Wählen in Freiheit
Michael Chalupka erinnert sich an einen besonderen Gottesdienst kurz nach der Wende
In zwei Wochen wählen wir das Europäische Parlament. Und Österreich redet über die privaten Chats einer jungen Frau. Dabei ist Demokratie eine ernste Sache. Das wurde mir spätestens bewusst, als ich vor mehr als dreißig Jahren im Bezirk Mistelbach an der tschechischen Grenze Pfarrer war. Da habe ich während der samtenen Revolution in der ČSSR meinen Kollegen Pfarrer Šimša in Znaim kennengelernt. Weit über Siebzig, war er ein entschiedener Gegner des Regimes. Seine Liebe zur Kultur hielt ihn aufrecht. Er übersetzte Opernlibretti vom Deutschen, das er perfekt beherrschte, ins Tschechische.
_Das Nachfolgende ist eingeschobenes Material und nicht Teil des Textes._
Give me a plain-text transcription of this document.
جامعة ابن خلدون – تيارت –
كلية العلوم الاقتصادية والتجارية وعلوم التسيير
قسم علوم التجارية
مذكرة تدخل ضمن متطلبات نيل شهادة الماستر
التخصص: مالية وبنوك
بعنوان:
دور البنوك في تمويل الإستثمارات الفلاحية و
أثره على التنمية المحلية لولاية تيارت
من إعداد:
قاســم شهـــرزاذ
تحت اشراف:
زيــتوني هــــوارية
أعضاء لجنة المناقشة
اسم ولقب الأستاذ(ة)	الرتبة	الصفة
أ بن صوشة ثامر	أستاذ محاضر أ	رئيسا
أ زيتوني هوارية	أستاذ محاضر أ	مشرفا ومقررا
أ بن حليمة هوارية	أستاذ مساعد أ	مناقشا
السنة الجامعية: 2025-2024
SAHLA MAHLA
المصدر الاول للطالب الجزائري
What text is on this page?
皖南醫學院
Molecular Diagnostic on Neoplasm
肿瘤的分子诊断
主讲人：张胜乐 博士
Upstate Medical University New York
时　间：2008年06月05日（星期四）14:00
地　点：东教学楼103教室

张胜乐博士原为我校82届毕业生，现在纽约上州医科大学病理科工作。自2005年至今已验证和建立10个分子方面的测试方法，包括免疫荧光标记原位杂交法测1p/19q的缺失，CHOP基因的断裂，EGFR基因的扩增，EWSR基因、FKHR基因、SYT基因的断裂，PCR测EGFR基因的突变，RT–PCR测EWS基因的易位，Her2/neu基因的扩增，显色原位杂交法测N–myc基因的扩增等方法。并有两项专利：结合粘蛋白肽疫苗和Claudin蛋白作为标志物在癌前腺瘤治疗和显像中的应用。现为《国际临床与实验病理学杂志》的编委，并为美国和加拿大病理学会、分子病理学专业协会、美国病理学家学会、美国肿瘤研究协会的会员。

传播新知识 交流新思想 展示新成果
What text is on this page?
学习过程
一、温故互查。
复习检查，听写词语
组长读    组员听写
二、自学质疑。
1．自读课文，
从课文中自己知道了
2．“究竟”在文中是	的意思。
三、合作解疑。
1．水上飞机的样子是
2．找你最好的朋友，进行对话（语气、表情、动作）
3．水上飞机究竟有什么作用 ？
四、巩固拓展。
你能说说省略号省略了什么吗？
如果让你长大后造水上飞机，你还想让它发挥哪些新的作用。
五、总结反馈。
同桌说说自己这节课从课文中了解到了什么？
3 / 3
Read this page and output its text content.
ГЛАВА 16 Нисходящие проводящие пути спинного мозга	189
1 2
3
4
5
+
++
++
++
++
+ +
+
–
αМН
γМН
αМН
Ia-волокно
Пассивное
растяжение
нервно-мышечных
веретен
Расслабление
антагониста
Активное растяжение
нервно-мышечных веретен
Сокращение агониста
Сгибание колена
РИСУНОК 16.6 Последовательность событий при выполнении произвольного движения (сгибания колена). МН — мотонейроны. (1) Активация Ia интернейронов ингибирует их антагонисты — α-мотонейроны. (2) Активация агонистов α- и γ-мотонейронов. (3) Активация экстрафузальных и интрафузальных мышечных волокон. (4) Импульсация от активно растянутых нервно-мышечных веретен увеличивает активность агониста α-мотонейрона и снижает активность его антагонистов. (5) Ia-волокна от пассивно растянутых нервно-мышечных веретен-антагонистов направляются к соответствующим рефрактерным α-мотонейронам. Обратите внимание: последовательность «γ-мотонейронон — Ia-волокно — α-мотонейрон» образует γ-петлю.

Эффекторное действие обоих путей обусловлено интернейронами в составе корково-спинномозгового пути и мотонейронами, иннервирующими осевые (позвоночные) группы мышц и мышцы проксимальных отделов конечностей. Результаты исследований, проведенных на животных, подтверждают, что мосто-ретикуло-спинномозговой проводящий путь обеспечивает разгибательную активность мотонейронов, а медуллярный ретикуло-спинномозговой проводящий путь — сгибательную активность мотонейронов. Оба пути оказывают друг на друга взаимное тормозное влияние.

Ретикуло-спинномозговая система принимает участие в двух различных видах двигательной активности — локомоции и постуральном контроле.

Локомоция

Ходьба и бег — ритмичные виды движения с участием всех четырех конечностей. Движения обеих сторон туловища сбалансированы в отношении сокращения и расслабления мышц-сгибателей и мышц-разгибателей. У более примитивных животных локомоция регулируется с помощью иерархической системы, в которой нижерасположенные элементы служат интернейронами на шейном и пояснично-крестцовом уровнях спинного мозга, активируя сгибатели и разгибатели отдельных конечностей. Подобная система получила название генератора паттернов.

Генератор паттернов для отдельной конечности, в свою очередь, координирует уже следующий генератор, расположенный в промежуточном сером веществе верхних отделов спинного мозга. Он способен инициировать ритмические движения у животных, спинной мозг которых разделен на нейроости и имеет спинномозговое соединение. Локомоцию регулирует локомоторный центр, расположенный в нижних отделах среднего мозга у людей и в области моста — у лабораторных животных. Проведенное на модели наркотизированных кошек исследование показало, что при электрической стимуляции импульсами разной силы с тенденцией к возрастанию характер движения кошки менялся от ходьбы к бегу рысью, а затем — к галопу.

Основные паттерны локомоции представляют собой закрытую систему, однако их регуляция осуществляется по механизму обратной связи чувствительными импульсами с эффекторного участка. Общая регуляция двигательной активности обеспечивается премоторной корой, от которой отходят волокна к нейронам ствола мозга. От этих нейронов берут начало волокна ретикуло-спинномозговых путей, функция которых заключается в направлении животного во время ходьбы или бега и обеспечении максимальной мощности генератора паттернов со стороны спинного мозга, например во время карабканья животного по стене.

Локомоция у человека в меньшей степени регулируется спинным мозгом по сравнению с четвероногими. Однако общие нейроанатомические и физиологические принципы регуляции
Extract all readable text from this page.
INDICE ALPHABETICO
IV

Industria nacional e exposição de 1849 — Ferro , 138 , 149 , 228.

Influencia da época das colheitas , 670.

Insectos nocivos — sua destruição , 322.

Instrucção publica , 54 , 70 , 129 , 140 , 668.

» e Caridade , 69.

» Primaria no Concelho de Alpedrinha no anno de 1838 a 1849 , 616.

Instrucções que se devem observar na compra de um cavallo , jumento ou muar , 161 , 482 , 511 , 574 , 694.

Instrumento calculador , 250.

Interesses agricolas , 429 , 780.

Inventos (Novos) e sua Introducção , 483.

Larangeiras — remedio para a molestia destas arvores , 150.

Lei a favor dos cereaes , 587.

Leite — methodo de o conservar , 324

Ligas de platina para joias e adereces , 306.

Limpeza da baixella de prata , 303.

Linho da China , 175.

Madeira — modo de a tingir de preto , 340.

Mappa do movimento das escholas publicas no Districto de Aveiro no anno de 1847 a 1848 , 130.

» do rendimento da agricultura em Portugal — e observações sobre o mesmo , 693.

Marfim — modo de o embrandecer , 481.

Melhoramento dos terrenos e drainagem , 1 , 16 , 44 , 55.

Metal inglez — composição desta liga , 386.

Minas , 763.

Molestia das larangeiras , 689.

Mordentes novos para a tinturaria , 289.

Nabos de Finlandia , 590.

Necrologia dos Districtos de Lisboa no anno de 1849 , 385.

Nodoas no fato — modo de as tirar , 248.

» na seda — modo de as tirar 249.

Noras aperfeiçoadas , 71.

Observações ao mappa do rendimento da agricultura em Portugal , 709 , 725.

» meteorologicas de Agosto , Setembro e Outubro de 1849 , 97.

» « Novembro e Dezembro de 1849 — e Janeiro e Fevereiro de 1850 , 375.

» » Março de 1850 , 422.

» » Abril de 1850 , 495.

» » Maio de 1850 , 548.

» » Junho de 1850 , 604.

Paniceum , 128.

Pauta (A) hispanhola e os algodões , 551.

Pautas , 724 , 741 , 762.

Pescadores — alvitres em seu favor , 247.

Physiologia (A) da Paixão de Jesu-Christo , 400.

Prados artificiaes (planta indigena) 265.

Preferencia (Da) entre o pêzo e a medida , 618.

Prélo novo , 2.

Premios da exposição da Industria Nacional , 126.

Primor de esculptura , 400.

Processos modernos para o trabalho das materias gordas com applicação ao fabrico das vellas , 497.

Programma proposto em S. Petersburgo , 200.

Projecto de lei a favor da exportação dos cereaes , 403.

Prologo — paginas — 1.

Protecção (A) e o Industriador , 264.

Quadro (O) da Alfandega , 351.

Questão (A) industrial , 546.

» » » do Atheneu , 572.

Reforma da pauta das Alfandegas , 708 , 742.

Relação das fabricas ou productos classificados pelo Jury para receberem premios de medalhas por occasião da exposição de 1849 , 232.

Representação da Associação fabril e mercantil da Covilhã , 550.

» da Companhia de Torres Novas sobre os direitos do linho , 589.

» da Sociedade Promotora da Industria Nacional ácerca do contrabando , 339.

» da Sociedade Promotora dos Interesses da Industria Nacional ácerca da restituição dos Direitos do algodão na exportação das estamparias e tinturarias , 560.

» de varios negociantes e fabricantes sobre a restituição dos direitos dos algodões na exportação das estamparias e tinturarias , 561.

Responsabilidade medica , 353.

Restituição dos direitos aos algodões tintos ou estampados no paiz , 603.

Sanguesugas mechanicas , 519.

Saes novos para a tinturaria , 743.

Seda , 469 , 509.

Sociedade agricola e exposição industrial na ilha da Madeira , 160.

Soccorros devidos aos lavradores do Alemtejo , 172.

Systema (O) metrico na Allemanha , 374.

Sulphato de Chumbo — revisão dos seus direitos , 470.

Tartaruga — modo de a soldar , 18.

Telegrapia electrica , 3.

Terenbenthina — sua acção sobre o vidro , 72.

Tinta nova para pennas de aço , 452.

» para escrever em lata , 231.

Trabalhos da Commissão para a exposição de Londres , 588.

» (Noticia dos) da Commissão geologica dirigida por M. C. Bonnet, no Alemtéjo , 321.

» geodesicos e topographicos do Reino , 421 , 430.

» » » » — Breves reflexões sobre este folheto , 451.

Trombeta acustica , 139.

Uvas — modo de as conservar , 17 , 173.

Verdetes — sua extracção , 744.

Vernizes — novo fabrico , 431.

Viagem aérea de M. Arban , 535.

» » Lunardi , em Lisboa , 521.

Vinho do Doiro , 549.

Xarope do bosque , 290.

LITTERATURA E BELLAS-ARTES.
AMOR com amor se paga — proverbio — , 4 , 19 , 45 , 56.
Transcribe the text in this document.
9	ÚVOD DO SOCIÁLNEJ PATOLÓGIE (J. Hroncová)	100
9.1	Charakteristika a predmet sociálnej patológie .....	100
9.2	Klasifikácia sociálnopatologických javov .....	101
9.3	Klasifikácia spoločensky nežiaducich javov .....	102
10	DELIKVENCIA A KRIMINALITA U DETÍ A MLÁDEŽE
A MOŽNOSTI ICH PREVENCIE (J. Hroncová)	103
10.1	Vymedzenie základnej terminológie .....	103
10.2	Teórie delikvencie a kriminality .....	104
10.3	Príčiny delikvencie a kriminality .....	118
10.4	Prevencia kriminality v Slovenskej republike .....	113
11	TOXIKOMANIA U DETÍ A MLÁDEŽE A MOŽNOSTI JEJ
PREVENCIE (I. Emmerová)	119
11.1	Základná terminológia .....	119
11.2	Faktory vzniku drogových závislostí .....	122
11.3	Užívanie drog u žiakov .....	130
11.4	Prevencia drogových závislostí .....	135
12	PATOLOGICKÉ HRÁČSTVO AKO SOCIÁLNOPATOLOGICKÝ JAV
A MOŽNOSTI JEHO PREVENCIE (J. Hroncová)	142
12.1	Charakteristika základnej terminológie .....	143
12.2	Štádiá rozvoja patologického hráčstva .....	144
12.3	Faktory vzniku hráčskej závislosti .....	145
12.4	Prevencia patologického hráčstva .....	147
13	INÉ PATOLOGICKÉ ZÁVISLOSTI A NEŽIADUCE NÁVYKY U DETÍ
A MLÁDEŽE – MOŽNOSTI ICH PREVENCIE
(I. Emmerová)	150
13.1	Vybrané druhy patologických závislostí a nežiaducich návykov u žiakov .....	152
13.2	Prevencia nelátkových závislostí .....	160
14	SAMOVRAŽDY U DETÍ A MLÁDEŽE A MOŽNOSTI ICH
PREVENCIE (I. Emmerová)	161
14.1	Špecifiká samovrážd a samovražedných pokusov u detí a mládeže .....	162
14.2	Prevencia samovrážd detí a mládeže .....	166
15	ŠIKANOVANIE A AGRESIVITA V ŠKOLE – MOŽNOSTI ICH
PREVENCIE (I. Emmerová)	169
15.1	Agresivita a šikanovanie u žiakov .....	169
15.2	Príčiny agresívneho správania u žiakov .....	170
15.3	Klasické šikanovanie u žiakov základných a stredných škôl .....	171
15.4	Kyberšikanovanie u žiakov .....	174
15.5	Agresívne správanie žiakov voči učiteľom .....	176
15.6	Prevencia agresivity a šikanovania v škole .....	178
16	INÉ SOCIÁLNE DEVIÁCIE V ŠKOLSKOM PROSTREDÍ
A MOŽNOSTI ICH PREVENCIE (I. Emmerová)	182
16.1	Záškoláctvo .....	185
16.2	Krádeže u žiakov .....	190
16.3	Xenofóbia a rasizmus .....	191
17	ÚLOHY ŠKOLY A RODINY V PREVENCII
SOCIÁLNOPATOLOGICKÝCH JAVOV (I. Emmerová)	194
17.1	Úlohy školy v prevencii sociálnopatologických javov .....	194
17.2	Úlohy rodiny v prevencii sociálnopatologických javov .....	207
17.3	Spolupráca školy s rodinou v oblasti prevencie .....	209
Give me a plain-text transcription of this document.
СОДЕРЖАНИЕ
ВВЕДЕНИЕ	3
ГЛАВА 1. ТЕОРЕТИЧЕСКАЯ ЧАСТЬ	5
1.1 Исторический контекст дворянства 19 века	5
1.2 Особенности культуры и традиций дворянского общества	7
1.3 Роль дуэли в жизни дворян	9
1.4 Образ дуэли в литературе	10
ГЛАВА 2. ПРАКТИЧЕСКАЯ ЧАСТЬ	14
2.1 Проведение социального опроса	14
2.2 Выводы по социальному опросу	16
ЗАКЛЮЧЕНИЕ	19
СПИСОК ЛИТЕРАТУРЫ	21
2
Oder Alena Pokorna aus Brünn, die nach dem Öffnen der Grenzen unser Pfarrhaus mit ihrem Lachen erschütterte. Sie war, obwohl Wissenschaftlerin, gezwungen, als Vorarbeiterin in einem Gusseisenwerk zu arbeiten – wegen ihres Glaubens und als Erstunterzeichnerin der Charta 77 gegen die Menschenrechtsverletzungen des kommunistischen Regimes.
Jan Pokorny, ihr Mann, hat mich eingeladen, in Brünn zu predigen wenige Tage, nachdem Alois Mock und Jiri Dienstbier den Stacheldraht an der Grenze durchschnitten hatten. „Gott schenkt Freiheit“, war die Botschaft. Wir sind uns in den Armen gelegen auf der Kanzel. Von EU-Wahlen war damals noch keine Rede, aber Jan und Alena hatten gerade abgestimmt – auf den Straßen von Brünn und Prag – für Freiheit und Demokratie. Das möchte ich ihnen nicht vergessen.